Non c’è Xanax che tenga quando non ti resta che una Kelly e qualche impalpabile golfino ultrachic per traslocare da lussuosa dimora in Park Avenue all’appartamentino proletario di tua sorella, quintessenza di tutto ciò che disprezzi.
Ma anche di tutto ciò che ti resta.
In giacchetta Chanel, con bagaglio rigorosamente Vuitton, a testimonianza di passate opulente raffinatezze, Jasmine è costretta a rifugiarsi presso una sorella di cui è l’esatta antitesi per DNA, qualità fisiche e scelte di vita.
Comincia così tra tic, compulsivi Martini e torrenziali monologhi l’ultimo capitolo della vicenda umana di Jasmine, nuova povera, annichilita dalla perdita dell’edenica situazione economica nella quale, in opportunistica connivenza col marito, viveva beatamente, all’insegna del mantra Nonvedo Nonsento Nonparlo.

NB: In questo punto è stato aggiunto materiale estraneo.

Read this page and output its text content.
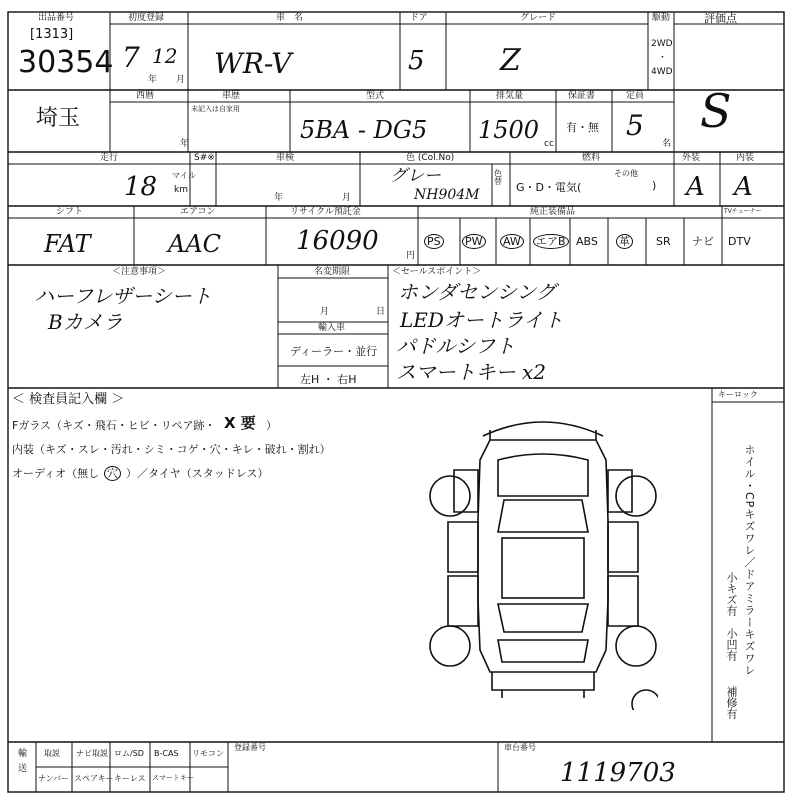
出品番号
[1313]
30354
初度登録
7 12
年 月
車　名
WR-V
ドア
5
グレード
Z
駆動
2WD
・
4WD
評価点
S
埼玉
西暦	車歴
未記入は自家用
年
型式
5BA - DG5
排気量
1500 cc
保証書
有・無
定員
5
名
走行	S#※
18 マイル
km
車検
年	月
色 (Col.No)
グレー
NH904M
色替
燃料
G・D・電気(
その他
)
外装
A
内装
A
シフト
FAT
エアコン
AAC
リサイクル預託金
16090	円
純正装備品	TVチューナー
PS PW AW エアB ABS 革 SR ナビ DTV
＜注意事項＞
ハーフレザーシート
Bカメラ
名変期限
月	日
輸入車
ディーラー・並行
左H ・ 右H
＜セールスポイント＞
ホンダセンシング
LEDオートライト
パドルシフト
スマートキー x2
＜ 検査員記入欄 ＞
Fガラス（キズ・飛石・ヒビ・リペア跡・ X 要 ）
内装（キズ・スレ・汚れ・シミ・コゲ・穴・キレ・破れ・割れ）
オーディオ（無し 穴 ）／タイヤ（スタッドレス）
キーロック
ホイル・CPキズワレ／ドアミラーキズワレ
小キズ有
小凹有
補修有
輸送 取説 ナビ取説 ロム/SD B-CAS リモコン
ナンバー スペアキー キーレス スマートキー
登録番号	車台番号
1119703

Mai Allen era stato così incisivo e drammatico nello storicizzare la nevrosi contemporanea, calandosi a capofitto nelle famiglie al tempo della new economy, cogliendo il disagio di adulti e bambini, donne e uomini, ricchi e poveri, con linguaggio lucido e drammatico, senza perder in amara ironia.
Con grottesca puntualità e tenacia di regia, Allen accompagna Jasmine, straordinaria Cate Blanchett, nel suo trasloco da New York a S. Francisco, da uno status (non solo geografico) all’altro e ne fa l’emblema della decadenza di una società, in schizofrenica ricerca di benessere.